WASHINGTON (Reuters) – Former U.S. President Barack Obama dipped into November’s midterm election fight for the first time on Wednesday, endorsing 81 Democrats in 14 states with a focus on young, diverse candidates and lower-level races.
FILE PHOTO: U.S. President Barack Obama speaks about the election results that saw Donald Trump become President-elect from the Rose Garden of the White House in Washington, DC, U.S., November 9, 2016. REUTERS/Kevin Lamarque
Obama, whose relatively low political profile since leaving office last year has frustrated some fellow Democrats, described the list as a first wave of endorsements and said he was eager to campaign this fall to “make the case for why Democratic candidates deserve our votes.”

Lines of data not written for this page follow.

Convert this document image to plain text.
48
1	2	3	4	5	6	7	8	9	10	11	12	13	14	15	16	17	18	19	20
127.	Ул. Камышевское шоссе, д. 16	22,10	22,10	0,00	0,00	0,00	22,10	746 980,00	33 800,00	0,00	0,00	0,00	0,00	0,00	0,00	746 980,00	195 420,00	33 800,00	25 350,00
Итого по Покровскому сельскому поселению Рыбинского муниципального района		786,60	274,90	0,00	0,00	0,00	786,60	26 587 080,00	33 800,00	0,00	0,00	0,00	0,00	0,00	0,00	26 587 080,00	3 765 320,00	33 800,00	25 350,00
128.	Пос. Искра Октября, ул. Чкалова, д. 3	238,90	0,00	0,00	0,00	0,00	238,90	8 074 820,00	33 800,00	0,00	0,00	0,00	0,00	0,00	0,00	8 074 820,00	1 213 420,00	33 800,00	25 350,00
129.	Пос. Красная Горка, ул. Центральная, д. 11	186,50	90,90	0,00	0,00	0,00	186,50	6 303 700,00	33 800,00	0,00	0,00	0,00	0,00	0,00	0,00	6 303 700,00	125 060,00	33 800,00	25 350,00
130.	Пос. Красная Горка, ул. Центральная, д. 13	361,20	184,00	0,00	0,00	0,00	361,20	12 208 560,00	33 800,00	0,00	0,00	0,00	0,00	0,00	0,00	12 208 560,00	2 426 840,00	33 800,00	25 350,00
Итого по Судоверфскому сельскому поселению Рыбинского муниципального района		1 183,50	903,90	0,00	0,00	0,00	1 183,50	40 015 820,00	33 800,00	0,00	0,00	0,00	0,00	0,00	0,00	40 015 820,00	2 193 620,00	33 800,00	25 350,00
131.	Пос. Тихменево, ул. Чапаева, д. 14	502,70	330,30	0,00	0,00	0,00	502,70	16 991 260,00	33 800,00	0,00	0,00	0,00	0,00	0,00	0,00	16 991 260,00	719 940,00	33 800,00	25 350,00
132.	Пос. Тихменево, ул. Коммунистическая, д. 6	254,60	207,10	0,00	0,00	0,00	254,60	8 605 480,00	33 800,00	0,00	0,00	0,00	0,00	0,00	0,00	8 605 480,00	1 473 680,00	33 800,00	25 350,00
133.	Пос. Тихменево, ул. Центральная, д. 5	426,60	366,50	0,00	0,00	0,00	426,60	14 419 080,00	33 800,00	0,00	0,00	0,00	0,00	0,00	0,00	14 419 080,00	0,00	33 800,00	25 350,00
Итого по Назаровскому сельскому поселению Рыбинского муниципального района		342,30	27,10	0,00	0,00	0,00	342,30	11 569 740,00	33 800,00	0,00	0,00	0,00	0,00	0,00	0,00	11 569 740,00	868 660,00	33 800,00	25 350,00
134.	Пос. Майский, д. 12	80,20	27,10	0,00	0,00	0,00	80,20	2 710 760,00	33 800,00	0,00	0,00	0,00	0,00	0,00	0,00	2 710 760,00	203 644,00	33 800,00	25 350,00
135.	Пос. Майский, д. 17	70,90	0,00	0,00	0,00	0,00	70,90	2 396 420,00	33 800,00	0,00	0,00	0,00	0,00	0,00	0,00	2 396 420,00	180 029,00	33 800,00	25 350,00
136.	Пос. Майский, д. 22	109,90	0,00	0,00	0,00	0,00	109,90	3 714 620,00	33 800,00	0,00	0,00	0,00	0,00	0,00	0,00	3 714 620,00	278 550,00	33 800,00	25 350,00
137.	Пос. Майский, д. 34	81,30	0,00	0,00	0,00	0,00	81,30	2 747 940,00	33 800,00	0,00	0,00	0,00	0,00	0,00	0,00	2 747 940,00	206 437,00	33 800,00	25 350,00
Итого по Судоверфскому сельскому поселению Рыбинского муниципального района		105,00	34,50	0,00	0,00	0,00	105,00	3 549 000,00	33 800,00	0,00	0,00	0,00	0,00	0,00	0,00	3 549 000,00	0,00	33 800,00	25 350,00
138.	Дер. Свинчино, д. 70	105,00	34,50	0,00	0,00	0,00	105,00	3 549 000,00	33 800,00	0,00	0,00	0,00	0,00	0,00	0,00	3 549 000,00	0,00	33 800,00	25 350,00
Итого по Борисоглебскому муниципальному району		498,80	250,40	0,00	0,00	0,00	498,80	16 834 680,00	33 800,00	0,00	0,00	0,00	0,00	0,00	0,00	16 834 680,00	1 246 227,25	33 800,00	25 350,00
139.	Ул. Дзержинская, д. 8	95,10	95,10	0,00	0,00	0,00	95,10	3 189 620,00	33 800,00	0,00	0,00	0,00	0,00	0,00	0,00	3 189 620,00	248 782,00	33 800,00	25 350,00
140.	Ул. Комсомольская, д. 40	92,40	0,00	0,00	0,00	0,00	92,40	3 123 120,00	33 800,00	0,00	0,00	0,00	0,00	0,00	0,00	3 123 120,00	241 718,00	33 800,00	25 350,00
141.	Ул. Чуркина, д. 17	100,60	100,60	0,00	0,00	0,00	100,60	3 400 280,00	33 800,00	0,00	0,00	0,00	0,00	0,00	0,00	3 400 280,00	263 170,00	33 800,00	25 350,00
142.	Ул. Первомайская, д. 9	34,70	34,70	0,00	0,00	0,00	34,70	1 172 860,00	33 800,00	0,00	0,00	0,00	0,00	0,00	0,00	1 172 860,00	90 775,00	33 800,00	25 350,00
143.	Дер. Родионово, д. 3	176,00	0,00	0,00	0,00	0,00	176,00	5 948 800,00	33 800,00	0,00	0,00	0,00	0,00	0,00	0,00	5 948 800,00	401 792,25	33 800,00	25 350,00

In a year when the national Democratic Party has emphasized regaining ground at the state level, Obama’s list includes five gubernatorial and 40 state legislative candidates, as well as a candidate for agriculture secretary in Iowa and several candidates for secretary of state and attorney general.
Obama’s office said in a statement the list was heavy on young and diverse state-level Democrats because the former president “hopes to help current and aspiring Democratic leaders establish themselves, build their profiles, and lead their communities.”
Obama also pledged to be active in the battle for control of Congress, where Democrats must pick up two Senate seats and 23 House of Representative seats to gain the majorities needed to derail or stall much of Republican President Donald Trump’s policy agenda.
Obama has largely stayed out of the limelight since he left office in 2017, campaigning for Democrats in New Jersey and Virginia last year but limiting his other political appearances to closed-door fundraisers for party committees.
Republicans shrugged off Obama’s involvement, noting Democrats had lost nearly 1,000 political offices around the country under his leadership and then lost the White House in the 2016 presidential election.
“No one’s more to blame for how weak today’s Democratic Party is than President Obama,” said Republican National Committee spokesman Michael Ahrens.
Obama’s endorsements include 22 House candidates but just one Democratic candidate for senator, Jacky Rosen of Nevada.
Missing from the endorsement list were Democrats involved in most of the high-profile Senate battles, many of which are being fought in deeply conservative states where Obama’s endorsement might not help, and high-profile Democratic House candidates such as Alexandria Ocasio-Cortez, who won a shocking New York primary upset.
Obama did engage in some of the most contentious House general election battles, backing seven Democratic candidates in California and two each in New Jersey, Pennsylvania, Texas and Nevada.
The list of endorsements includes several former staffers in the Obama administration and campaigns, including congressional candidates Andy Kim in New Jersey and Colin Allred in Texas.
The Democratic candidates for governor backed by Obama were Jared Polis of Colorado, Gavin Newsom of California, Stacey Abrams of Georgia, Richard Cordray of Ohio and J.B. Pritzker of Illinois.